Beyond overall system management, observability vendors can provide:
Data management and format support: Managing data ingestion and retention can be quite complex for open-source TSDBs. Managing functions like downsampling of historical data can prove to be quite a headache for teams that are not experienced with the TSDB in question and how to proactively monitor all of its background operations effectively. Some open-source options may lack such features entirely, which makes storing/querying historical data significantly more expensive, and limits teams’ ability to monitor long-term trends. You should also consider what data format support your teams need, as open-source TSDBs may not be compatible with more than one format, or have limited data compatibility. In contrast, vendor managed solutions commonly provide support for multiple data formats, and any challenges with managing ingestion and storage of data are handled for you.
UI/UX: Most open-source observability offerings and TSDBs have minimal UI support for management. Instead, your team will spend their time defining things like alerts via code only, without tools to help ensure they will behave as intended. This setup option does encourage configuration-as-code, but it’s a pretty bad user experience, and the friction that individual users experience in day-to-day tasks can add up very quickly.
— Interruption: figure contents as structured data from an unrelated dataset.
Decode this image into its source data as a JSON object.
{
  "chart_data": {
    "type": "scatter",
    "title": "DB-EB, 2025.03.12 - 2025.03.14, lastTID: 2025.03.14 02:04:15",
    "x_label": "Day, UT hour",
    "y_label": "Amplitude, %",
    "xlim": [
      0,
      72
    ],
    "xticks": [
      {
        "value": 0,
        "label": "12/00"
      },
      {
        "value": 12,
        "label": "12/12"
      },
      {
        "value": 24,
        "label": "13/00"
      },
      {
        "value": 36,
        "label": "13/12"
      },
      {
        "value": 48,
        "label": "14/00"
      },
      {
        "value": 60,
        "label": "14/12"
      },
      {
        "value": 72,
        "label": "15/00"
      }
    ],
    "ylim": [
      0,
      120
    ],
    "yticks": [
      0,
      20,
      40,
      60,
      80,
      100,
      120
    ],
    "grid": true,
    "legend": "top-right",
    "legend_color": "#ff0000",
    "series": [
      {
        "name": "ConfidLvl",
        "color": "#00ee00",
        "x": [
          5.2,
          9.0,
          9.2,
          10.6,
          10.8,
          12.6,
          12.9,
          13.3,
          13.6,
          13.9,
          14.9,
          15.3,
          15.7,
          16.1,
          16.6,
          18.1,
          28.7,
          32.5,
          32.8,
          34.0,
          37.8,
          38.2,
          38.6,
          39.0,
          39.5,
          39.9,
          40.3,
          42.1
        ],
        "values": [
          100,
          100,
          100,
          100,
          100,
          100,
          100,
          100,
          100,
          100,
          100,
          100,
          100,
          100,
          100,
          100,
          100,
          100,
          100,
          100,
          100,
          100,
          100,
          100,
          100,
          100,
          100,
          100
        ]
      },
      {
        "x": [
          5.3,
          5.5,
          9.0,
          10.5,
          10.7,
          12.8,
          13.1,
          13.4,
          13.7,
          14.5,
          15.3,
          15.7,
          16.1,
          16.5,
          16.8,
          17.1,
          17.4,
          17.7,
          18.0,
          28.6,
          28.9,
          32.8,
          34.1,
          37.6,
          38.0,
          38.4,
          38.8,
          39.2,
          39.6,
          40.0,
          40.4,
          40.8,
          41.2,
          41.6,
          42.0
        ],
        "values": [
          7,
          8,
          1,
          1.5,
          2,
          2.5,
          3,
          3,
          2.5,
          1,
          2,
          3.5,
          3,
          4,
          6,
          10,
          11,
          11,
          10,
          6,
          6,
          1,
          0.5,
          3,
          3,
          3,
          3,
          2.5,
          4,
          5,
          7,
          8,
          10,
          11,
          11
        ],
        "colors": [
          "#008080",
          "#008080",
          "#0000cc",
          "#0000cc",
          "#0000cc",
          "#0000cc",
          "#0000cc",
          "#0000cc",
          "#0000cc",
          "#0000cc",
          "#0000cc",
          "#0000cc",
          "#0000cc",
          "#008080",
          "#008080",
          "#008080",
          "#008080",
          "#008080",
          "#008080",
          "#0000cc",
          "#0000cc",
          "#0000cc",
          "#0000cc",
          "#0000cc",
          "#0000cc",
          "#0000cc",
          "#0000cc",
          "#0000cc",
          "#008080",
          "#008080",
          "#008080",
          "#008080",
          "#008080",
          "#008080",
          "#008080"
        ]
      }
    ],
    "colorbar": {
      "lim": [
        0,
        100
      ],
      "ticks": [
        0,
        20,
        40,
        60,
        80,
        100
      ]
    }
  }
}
They require a certain level of system knowledge that your team might not have or must take extra time to learn.
Observability vendors can provide a better UX with proprietary dashboards that are less code-based and more visual. These managed offerings provide interactive query-building capabilities that simplify dashboard editing. Commercial observability programs have interfaces specifically designed to display alerts and events. Plus, user access management is streamlined, and easier to get an overview at a glance.